The chemical was originally included in a group of four chemicals added to the list. The DEP continued with its plan to list cadmium, arsenic and mercury as priority chemicals, but it dropped formaldehyde.
Jessamine Logan, the DEP’s spokeswoman, said that the department learned during the public comment period of rulemaking that the National Academy of Sciences and the Environmental Protection Agency were both conducting new assessments of formaldehyde’s link to cancer and other health risks.
In August, the National Academy of Sciences — one of the most prestigious scientific organizations in the world — released the results of its assessment and confirmed formaldehyde is a “known human carcinogen.”
After the assessment was released, Prevent Harm, a consumer safety group spearheaded by former Democratic House Speaker Hannah Pingree, called on the DEP to renew its efforts to require disclosure of formaldehyde in consumer products.
But the DEP is still waiting for more information, Logan said. The U.S. Environmental Protection Agency is still conducting its own new review of formaldehyde’s health risks. That assessment began 10 years ago, and even the Environmental Protection Agency says it doesn’t yet know how soon it will be done, though Logan said it was safe to assume a “deliberately thoughtful pace” by the feds.
“The department believes that it is prudent to wait until this important piece of research is concluded” before taking any action regarding formaldehyde, Logan said.
The Environmental Protection Agency sees the link between formaldehyde and cancer as less conclusive than other researchers, including the National Academy of Sciences, though consumer advocates such as Prevent Harm say this is only because of meddling by the chemical lobby — a stance backed up by a 2010 investigative report by ProPublica.
“The [Environmental Protection Agency] has been trying since 1998 to update the formaldehyde assessment, which was first written in 1989,” according to ProPublica reporter Joaquin Sapien. “But the agency’s efforts have repeatedly been stalled by the industry and Congress.”
For Mike Belliveau, president of Prevent Harm, the new Environmental Protection Agency assessment is unnecessary. He said Wednesday that waiting for the federal government to act is against the spirit of the state’s chemical safety law.
“The whole point of having a state-based chemical safety law is to no longer have to wait for federal leadership, which is lacking. The federal chemical safety system is badly broken,” he said.
Sen. Geoff Gratwick, D-Bangor, is a doctor and member of the legislative committee that oversees the DEP. He said study after study since at least 1989 have linked formaldehyde to cancer. The science, he said, is conclusive.
“How many studies do you need?” he said Wednesday. “The data seems to be pretty overwhelming. I want to see the governor’s office take leadership in protecting the health of our children. … If you won’t take 25 years of data, there must be some reason.”
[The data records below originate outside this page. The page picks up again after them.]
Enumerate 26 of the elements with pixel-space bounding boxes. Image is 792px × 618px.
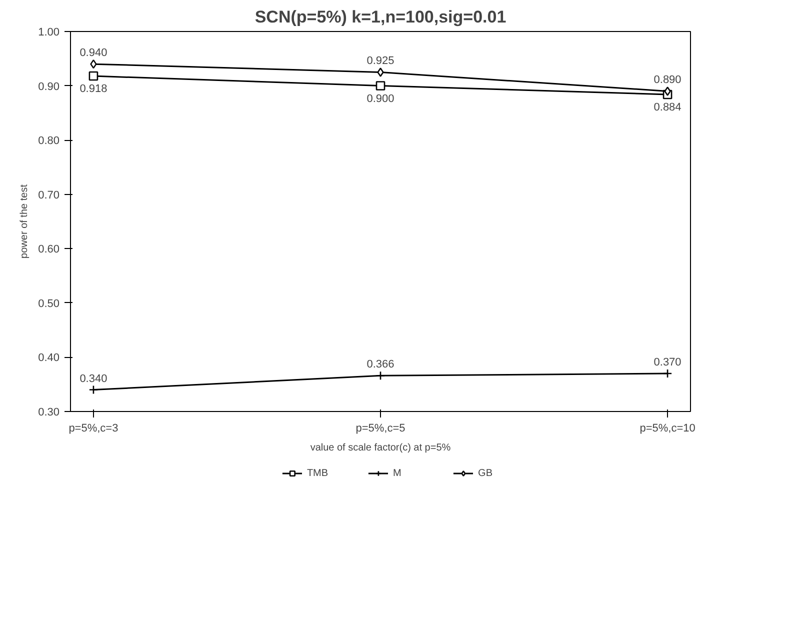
- data-label: 0.925: [366, 55, 394, 68]
- data-label: 0.340: [80, 372, 108, 385]
- legend-label: M: [393, 467, 402, 479]
- y-tick-label: 0.30: [38, 406, 60, 418]
- legend-label: TMB: [306, 467, 328, 479]
- data-label: 0.900: [366, 92, 394, 105]
- data-label: 0.366: [366, 358, 394, 371]
- legend-label: GB: [478, 467, 494, 479]
- x-tick-label: p=5%,c=5: [356, 422, 406, 434]
- data-label: 0.940: [80, 47, 108, 60]
- y-tick-label: 0.70: [38, 189, 60, 202]
- chart-title: SCN(p=5%) k=1,n=100,sig=0.01: [254, 8, 506, 26]
- data-label: 0.884: [654, 101, 682, 114]
- y-axis-title: power of the test: [19, 184, 30, 258]
- y-tick-label: 0.60: [38, 244, 60, 256]
- y-tick-label: 0.50: [38, 298, 60, 310]
- data-label: 0.370: [654, 356, 682, 368]
- data-label: 0.918: [80, 83, 108, 96]
- y-tick-label: 0.90: [38, 80, 60, 93]
- y-tick-label: 1.00: [38, 26, 60, 38]
- x-tick-label: p=5%,c=3: [68, 422, 118, 434]
- y-tick-label: 0.40: [38, 352, 60, 364]
- x-tick-label: p=5%,c=10: [640, 422, 696, 434]
- y-tick-label: 0.80: [38, 135, 60, 148]
- data-label: 0.890: [654, 74, 682, 86]
- x-axis-title: value of scale factor(c) at p=5%: [310, 442, 451, 454]
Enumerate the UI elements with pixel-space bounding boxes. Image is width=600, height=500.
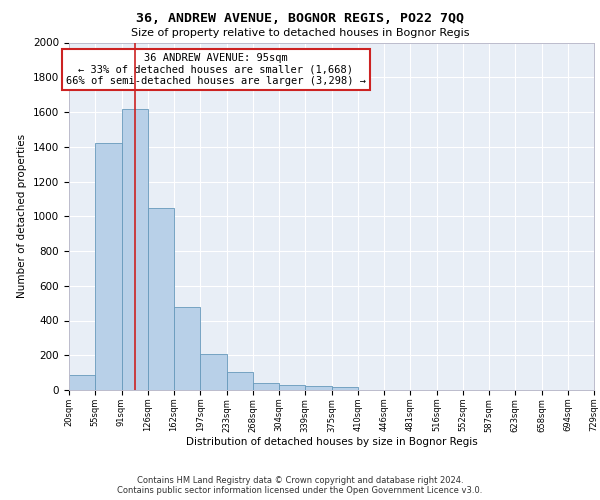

Gratwick wondered whether LePage had felt the same pressure that the chemical industry has focused on lawmakers in Washington, D.C., where federal action on formaldehyde has stalled for at least a decade.
Koch Industries, run by billionaire brothers and major conservative donors Charles and David Koch, owns one of the largest formaldehyde producing companies in the country, according to ProPublica. It also is a founding partner of the American Chemical Council’s Formaldehyde Panel, which testified against the DEP’s proposed formaldehyde rule back in January.
That panel, in August, issued a rebuke of the National Academy of Sciences assessment that formaldehyde causes cancer in humans.
“Formaldehyde is safely used as a building block chemical for many products,” the group said in a news release. “Formaldehyde has been thoroughly reviewed at the federal level, and its use is subject to regulation in consumer products and in the workplace. The scientific literature is clear that there is no increased health risk from low-level exposures normally found in home or work environments.”